Molecular motor turns rotor

Tiny machine synchronizes the motion of its two moving parts

by Bethany Halford
June 1, 2017 | A version of this story appeared in Volume 95, Issue 23

The structure of Feringa’s new motor-rotor machine and a schematic showing its movement.
Credit: Adapted from Science
The Feringa lab’s newest molecular machine features a motor that turns a covalently attached rotor.

Gearing up to make even more complex molecular machines, chemists at the University of Groningen have created a molecular motor coupled to a rotor. The motor turns the attached rotor such that the two components’ motions are synchronized, just like that of machines we encounter in everyday life (Science 2017, DOI: 10.1126/science.aam8808).

“This is fundamental research about how to control motion at the molecular level and how then to use it to synchronize motion and amplify motion,” says Ben L. Feringa, who led the Groningen team.

In a commentary that accompanies the paper, University of Bologna chemists and molecular machine makers Massimo Baroncini and Alberto Credi note that the motor-rotor combo “takes an important step forward toward more complex mechanical functions with artificial nanoscale devices.”

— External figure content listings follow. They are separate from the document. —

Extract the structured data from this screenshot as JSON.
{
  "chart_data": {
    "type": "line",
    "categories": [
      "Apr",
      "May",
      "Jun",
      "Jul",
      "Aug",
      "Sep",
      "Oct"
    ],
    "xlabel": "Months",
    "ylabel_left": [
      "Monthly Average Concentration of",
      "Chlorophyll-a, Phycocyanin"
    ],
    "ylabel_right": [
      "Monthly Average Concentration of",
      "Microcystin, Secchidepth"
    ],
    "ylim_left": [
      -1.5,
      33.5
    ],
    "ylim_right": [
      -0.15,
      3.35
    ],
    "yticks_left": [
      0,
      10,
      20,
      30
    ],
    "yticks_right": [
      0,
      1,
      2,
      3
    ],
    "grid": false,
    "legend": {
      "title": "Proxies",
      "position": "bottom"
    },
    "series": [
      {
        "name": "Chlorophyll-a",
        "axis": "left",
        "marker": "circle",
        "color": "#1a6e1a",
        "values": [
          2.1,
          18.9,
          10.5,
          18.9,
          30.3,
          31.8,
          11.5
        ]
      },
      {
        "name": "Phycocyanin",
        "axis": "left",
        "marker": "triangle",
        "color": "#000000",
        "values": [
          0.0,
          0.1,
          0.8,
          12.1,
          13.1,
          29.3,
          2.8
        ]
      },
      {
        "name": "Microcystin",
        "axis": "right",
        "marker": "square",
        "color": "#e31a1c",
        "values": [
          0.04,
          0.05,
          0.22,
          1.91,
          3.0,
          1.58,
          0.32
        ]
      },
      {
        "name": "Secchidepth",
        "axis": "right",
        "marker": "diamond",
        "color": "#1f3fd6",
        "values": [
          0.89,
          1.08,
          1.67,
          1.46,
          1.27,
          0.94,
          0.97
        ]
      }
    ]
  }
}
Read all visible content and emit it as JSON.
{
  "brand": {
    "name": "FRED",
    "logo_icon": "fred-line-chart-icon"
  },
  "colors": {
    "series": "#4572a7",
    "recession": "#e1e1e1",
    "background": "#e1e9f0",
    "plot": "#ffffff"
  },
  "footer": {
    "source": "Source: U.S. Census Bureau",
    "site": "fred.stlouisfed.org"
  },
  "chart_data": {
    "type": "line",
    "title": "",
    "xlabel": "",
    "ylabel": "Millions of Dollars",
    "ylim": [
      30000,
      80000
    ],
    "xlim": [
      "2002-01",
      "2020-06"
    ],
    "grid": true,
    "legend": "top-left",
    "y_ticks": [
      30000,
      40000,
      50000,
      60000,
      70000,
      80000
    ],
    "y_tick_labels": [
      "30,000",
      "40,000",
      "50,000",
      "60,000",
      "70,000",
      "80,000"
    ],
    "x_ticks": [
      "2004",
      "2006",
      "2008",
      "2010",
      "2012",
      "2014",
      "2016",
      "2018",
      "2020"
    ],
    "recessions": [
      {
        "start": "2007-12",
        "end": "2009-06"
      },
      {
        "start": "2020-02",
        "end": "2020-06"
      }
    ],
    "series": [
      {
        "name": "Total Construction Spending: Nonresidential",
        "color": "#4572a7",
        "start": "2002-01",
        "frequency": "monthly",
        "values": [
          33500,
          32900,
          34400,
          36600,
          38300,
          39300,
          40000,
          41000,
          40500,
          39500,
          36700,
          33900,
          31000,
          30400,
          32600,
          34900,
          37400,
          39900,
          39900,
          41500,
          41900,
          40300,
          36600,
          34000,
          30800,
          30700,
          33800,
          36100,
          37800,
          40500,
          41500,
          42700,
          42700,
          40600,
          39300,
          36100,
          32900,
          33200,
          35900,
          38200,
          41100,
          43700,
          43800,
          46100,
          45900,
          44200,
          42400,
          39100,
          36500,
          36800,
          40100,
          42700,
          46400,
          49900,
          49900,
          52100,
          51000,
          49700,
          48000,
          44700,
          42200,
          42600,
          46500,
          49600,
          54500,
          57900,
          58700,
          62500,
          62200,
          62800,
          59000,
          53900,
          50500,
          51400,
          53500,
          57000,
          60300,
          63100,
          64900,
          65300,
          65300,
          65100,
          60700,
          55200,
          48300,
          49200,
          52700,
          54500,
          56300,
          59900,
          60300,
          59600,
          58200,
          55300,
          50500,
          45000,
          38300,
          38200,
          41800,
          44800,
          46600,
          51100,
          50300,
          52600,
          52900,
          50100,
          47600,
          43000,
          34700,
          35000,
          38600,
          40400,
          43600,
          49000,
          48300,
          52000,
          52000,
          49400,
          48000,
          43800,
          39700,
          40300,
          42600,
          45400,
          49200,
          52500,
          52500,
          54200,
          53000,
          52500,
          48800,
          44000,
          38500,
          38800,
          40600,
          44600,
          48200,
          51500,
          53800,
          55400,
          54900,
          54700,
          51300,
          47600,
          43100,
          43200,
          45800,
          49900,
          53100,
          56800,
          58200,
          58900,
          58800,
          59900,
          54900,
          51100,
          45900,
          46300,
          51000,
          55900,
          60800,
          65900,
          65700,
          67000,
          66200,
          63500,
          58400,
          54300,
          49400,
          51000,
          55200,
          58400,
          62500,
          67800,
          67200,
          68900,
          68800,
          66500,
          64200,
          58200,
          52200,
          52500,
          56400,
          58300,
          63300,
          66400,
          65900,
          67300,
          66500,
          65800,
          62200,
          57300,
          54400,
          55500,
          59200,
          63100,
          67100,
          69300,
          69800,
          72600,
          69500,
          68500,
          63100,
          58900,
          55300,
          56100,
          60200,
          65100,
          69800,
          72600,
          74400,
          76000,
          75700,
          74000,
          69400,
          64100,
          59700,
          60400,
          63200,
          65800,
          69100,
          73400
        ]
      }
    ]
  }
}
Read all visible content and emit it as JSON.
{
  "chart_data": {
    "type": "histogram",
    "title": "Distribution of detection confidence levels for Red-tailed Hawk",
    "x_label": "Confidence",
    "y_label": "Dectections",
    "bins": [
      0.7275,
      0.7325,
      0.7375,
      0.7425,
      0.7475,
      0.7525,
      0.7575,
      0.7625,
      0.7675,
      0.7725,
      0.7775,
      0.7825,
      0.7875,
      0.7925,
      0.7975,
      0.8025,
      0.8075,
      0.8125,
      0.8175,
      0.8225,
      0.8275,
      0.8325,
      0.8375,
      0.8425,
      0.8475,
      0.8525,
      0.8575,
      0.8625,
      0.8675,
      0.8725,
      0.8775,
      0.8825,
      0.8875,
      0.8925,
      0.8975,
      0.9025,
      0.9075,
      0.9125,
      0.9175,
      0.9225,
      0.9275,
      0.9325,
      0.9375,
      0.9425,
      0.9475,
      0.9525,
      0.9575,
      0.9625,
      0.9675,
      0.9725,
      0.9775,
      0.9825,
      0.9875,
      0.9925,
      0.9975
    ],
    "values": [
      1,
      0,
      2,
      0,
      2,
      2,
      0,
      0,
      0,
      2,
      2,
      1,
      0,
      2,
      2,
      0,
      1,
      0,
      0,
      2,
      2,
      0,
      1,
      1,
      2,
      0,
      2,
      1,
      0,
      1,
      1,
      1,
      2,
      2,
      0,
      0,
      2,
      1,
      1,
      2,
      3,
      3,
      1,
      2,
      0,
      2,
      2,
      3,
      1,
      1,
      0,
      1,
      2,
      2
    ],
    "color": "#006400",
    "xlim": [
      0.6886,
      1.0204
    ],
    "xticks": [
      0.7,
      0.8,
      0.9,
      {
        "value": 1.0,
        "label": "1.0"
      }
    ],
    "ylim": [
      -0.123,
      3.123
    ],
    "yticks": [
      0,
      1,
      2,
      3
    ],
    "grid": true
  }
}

A unidirectional molecular motor and attached rotor turn in synchronized motion
Credit: Science
A unidirectional molecular motor and attached rotor turn in synchronized motion
Credit: Science

The unidirectional motor consists of a fluor­enyl unit attached to an indanyl group via a double bond. The system’s naphthyl rotor is covalently attached to the indanyl half of the motor. When illuminated, the motor’s double bond isomerizes, setting the system into motion. As the motor turns, the naphthyl rotor paddle slides alongside the fluorenyl unit so that the rotor is always facing the motor with the same side—a feat the group accomplished with a complex stereochemical design. Both nuclear magnetic resonance and circular dichroism spectroscopy confirmed this synchronized motion.

It was a delicate balance to achieve the desired movement, Feringa notes. “We had to induce motion, we had to couple motion, and we had to prevent free rotation of the rotor; otherwise we could not have synchronized rotation,” he says.

Next, Feringa’s group would like to create machines that can amplify the molecular machines’ motion to larger movements or transmit motion over longer distances.